The Product of a Bad Economy
Mario Giacomazzi wasn’t always a Trader Joe’s checker. He is older than most by around 30 years and whatever he did before checking my groceries, it required a back straight like a plank with pulled back shoulders to match. The short gray hair so perfectly pomaded atop his utilitarian head is probably only a requirement for Mr. Giacomazzi, but I trust his former employer appreciated the effort. A good countenance counts in business. Or the military and engineering, which are the other professions I like to imagine Mr. Giacomazzi steadfastly pursuing for 40 odd years before life landed him shocked but dignified on an OSHA approved rubber mat in front of a register.

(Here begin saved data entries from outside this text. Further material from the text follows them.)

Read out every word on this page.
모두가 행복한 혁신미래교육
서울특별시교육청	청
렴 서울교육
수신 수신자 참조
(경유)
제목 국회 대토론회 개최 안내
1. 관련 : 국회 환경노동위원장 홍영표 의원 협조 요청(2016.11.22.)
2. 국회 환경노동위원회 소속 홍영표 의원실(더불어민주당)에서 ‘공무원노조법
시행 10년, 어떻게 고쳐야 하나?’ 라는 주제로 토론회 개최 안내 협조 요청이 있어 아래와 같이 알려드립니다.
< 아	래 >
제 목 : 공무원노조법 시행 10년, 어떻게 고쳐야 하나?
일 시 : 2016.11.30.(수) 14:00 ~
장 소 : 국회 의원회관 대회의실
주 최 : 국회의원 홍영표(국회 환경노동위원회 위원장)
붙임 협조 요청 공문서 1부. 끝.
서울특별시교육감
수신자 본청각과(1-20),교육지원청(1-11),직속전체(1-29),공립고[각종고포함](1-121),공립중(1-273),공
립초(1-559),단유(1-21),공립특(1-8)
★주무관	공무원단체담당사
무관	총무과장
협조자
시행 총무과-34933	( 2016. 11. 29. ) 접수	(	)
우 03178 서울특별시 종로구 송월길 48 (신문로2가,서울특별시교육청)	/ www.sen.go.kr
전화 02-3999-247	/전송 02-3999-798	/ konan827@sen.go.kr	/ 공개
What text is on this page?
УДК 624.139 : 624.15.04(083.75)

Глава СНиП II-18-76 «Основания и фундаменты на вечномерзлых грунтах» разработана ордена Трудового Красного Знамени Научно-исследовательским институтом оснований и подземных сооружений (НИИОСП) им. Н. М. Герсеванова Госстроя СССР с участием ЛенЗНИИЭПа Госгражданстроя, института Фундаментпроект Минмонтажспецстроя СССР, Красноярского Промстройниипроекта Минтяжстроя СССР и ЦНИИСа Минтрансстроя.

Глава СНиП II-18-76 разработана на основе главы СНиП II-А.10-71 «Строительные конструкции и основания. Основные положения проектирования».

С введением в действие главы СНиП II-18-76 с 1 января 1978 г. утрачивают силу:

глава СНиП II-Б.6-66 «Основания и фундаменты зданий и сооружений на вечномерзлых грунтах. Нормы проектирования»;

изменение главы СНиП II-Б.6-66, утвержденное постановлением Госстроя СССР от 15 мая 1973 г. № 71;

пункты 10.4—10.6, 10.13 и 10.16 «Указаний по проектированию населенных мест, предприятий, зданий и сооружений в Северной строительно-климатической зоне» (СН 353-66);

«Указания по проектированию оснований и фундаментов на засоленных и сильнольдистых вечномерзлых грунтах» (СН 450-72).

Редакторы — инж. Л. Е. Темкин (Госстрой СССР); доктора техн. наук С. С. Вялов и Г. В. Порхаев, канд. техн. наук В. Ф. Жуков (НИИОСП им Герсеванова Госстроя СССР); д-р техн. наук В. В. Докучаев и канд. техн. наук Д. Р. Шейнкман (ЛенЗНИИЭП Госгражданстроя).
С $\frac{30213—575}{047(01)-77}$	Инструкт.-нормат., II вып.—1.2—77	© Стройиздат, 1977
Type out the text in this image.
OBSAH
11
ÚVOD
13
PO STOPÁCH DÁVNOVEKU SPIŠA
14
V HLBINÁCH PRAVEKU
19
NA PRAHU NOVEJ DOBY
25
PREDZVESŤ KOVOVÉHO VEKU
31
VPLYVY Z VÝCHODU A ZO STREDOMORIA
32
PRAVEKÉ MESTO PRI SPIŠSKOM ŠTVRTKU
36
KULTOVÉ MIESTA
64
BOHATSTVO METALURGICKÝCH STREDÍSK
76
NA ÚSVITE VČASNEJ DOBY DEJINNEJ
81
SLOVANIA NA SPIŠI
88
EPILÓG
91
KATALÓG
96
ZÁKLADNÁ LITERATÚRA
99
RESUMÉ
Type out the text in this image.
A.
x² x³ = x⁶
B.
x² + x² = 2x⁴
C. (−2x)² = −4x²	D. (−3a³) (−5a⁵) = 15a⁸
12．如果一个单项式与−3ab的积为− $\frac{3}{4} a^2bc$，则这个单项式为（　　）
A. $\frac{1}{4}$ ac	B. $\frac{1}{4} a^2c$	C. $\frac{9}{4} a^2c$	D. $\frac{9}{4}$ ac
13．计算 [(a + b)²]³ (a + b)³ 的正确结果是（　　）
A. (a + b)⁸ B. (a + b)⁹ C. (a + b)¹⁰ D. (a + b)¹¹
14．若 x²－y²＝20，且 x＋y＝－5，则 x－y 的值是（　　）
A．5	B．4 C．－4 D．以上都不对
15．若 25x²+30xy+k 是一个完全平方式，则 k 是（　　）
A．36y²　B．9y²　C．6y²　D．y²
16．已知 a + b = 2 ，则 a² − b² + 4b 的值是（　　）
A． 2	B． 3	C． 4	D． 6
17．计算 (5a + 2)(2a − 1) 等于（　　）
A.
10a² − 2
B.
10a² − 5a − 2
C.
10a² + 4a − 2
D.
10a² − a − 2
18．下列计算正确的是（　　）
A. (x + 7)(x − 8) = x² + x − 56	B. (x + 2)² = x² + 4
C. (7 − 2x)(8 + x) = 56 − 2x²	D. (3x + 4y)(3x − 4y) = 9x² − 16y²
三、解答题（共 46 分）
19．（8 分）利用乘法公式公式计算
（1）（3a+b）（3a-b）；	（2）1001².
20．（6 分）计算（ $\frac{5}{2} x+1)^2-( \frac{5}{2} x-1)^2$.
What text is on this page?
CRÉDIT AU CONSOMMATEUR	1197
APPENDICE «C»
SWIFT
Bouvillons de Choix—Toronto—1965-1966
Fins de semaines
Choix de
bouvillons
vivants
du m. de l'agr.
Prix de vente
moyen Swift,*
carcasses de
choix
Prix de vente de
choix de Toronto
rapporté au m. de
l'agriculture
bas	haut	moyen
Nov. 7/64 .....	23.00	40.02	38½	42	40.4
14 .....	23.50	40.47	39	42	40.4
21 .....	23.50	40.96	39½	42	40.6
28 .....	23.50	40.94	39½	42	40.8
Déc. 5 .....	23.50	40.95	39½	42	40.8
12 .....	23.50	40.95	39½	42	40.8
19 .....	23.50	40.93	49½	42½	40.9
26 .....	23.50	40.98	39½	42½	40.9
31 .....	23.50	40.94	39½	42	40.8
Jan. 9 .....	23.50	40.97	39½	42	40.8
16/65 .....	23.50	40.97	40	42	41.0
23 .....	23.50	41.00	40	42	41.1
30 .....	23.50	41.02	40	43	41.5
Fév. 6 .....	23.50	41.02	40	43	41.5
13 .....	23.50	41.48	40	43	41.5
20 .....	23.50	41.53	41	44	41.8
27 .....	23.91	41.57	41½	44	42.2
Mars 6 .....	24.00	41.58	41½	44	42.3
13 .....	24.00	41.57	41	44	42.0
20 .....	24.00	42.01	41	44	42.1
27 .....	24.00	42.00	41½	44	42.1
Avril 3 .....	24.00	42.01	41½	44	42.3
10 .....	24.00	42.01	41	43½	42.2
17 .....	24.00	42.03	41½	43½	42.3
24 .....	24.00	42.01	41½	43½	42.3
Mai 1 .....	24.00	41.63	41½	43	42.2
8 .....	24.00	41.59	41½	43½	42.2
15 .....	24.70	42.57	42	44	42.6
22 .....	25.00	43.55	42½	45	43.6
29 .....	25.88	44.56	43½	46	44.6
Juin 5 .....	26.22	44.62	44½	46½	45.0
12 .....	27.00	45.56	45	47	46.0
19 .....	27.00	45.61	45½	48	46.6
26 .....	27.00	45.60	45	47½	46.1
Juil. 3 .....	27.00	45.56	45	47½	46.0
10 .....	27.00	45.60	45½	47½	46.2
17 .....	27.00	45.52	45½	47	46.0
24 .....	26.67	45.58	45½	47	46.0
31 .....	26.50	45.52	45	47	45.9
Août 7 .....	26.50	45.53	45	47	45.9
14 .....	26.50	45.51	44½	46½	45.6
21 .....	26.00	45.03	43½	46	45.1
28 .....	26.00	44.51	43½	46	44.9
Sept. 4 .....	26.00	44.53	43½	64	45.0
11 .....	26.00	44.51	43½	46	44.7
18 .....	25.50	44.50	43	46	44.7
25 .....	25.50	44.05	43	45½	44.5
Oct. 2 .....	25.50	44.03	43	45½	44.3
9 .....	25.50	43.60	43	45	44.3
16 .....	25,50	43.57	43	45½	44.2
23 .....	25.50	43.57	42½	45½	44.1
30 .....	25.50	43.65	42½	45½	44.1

He is slow and methodical, which allows me time to size him up while my fingers somersault the debit card on the counter in front of me. I keep time with the groceries as they inch their way across the scanner. Long side of the debit card, bananas. Short side of the debit card, cereal. Long, short, long, short. The orchid presents a problem (where to put it! where to put it!), but eventually we hit the yogurt. I am officially scanned.
Now, the packing.
His eyes take in the groceries in front of him and I can see him plotting the most efficient way to bag them. He opens a bag, takes a deep breath (much like a high diver before a great jump) and begins. I am not surprised, but I am impressed. He excels at bagging. Second to none. The very, very best. Only once, towards the end, did he fumble. He bagged the bananas when clearly, to Mr. Giacomazzi, the bread should have gone in first. He regroups, takes out the bananas, and bags the bread with the bananas on top. Everything is going to be okay.
Definitely an engineer.
I walk out of Trader Joe’s with two bags that hold a box of cereal, a pint of sour cream, a large can of tomatoes, a pound of dried beans, two eggplants, 2 cartons of vegetable stock, one bag of lettuce, a jar of saffron, a large jar of applesauce, several pounds of oat bran, a large tub of yogurt, sushi, corn tortillas, a loaf of bread, two dozen eggs, and a bunch of bananas. The orchid remains safely nestled in the cart, flanked by one bag and my purse. Mr. Giacomazzi prefers it that way.